Die Schüler eines Bochumer Gymnasiums sind mit ihrem Lehrer zu einer Wattwanderung unterwegs, um neben der körperlichen Ertüchtigung auch etwas für ihre Teambildung zu tun. So jedenfalls hat es sich Oberstudienrat Bollmann gedacht, der mit vierzehn Schülern und einer Lehrerin in die Untiefen des Wattenmeers aufbricht. Dabei hat er doch glatt die drohende Gefahr des heimtückischen Fahrwassers unterschätzt. Und so geschieht es, dass er von der aufkommenden Flut mitgerissen wird, während sich der Rest der Gruppe mit Mühe und Not retten kann. Doch nur kurze Zeit später wird sein Köper von Rettungskräften aus dem Meer gefischt und zwei in ihm steckende Pistolenkugeln zeugen davon, dass das zunächst vermutete Unglück gar keines war.
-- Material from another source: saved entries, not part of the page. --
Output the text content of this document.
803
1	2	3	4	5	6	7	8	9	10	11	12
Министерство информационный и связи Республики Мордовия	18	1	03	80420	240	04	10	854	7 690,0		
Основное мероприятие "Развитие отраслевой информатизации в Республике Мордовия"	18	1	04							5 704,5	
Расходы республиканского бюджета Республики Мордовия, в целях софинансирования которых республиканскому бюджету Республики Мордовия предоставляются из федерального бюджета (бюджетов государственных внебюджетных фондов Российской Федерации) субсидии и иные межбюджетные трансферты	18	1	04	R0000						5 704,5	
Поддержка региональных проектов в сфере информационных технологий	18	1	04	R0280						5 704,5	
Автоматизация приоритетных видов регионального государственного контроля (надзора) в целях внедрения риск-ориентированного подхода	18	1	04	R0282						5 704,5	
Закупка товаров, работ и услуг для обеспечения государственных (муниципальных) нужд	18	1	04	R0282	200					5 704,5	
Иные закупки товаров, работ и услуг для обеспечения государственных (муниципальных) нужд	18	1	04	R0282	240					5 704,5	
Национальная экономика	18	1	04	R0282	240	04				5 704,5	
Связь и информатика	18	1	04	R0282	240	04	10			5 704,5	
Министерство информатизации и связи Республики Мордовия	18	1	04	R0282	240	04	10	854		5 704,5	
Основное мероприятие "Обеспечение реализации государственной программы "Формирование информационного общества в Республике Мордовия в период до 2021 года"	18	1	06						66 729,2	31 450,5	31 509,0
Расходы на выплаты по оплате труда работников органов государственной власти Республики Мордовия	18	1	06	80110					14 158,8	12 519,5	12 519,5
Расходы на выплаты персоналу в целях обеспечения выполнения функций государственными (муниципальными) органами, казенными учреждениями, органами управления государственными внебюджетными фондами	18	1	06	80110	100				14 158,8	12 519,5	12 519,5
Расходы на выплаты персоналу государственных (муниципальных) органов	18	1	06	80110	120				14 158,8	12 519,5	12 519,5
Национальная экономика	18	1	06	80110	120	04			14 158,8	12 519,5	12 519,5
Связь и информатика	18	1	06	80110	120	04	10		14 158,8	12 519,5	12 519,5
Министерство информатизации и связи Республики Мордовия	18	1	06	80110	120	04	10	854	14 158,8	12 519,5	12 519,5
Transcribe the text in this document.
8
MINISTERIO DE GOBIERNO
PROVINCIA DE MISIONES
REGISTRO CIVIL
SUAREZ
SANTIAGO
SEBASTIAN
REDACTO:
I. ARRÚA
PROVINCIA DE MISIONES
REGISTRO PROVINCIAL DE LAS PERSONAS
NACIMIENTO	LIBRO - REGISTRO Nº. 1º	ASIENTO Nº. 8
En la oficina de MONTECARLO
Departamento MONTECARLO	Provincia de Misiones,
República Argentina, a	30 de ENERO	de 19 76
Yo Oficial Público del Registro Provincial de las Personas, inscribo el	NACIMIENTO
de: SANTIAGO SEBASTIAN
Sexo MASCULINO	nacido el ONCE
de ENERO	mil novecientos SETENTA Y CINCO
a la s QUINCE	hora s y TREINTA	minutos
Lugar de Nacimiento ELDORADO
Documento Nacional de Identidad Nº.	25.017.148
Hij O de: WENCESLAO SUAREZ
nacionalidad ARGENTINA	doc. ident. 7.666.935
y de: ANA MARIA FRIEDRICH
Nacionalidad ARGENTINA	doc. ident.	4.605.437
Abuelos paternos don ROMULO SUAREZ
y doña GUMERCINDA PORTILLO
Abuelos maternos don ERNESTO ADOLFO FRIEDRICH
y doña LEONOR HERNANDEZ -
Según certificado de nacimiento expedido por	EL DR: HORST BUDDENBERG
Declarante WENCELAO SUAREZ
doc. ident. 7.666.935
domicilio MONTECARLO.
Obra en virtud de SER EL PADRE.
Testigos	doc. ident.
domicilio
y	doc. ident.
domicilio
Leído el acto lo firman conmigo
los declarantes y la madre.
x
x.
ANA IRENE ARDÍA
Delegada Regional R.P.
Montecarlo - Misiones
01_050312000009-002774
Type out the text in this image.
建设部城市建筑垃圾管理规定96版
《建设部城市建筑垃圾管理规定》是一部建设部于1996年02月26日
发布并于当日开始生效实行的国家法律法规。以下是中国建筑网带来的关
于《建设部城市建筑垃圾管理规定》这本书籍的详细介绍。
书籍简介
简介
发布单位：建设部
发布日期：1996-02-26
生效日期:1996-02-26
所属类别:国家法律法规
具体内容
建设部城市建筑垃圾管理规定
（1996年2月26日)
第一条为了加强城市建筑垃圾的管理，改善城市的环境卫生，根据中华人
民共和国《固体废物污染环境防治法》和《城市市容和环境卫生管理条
Doch wer von den Anwesenden hat den Lehrer so sehr gehasst, dass er ihm das Leben nahm?

"Ostfriesenangst" ist der sechste Fall mit Kriminalkommissarin Ann Kathrin Klaasen, die während der turbulent verlaufenden Ermittlungen ihre Familie völlig vergisst. Deshalb ist es auch kein Wunder, dass sie durch ihre Gedankenlosigkeit das Missfallen ihres Sohnes erregt, da sie trotz Vorwarnung in seine Party platzt oder den verletzten Lebensgefährten erst nach Stunden im Krankenhaus besucht, weil er etwas zum Lesen braucht. Eine Polizistin, die weiß, was sie will, dafür aber ohne nachzudenken ihr Privatleben riskiert. Doch nicht nur die Figur der engagierten Kommissarin wurde mit vielen menschlichen Schwächen und einem eigensinnigen Charakter angelegt. Auch ihr Marzipan vernichtender Chef Ubbo Heide oder ihr machohafter Kollege Rupert erscheinen sehr lebensecht und sorgen dafür, dass der Leser ihre Handlungsweisen gut nachvollziehen kann.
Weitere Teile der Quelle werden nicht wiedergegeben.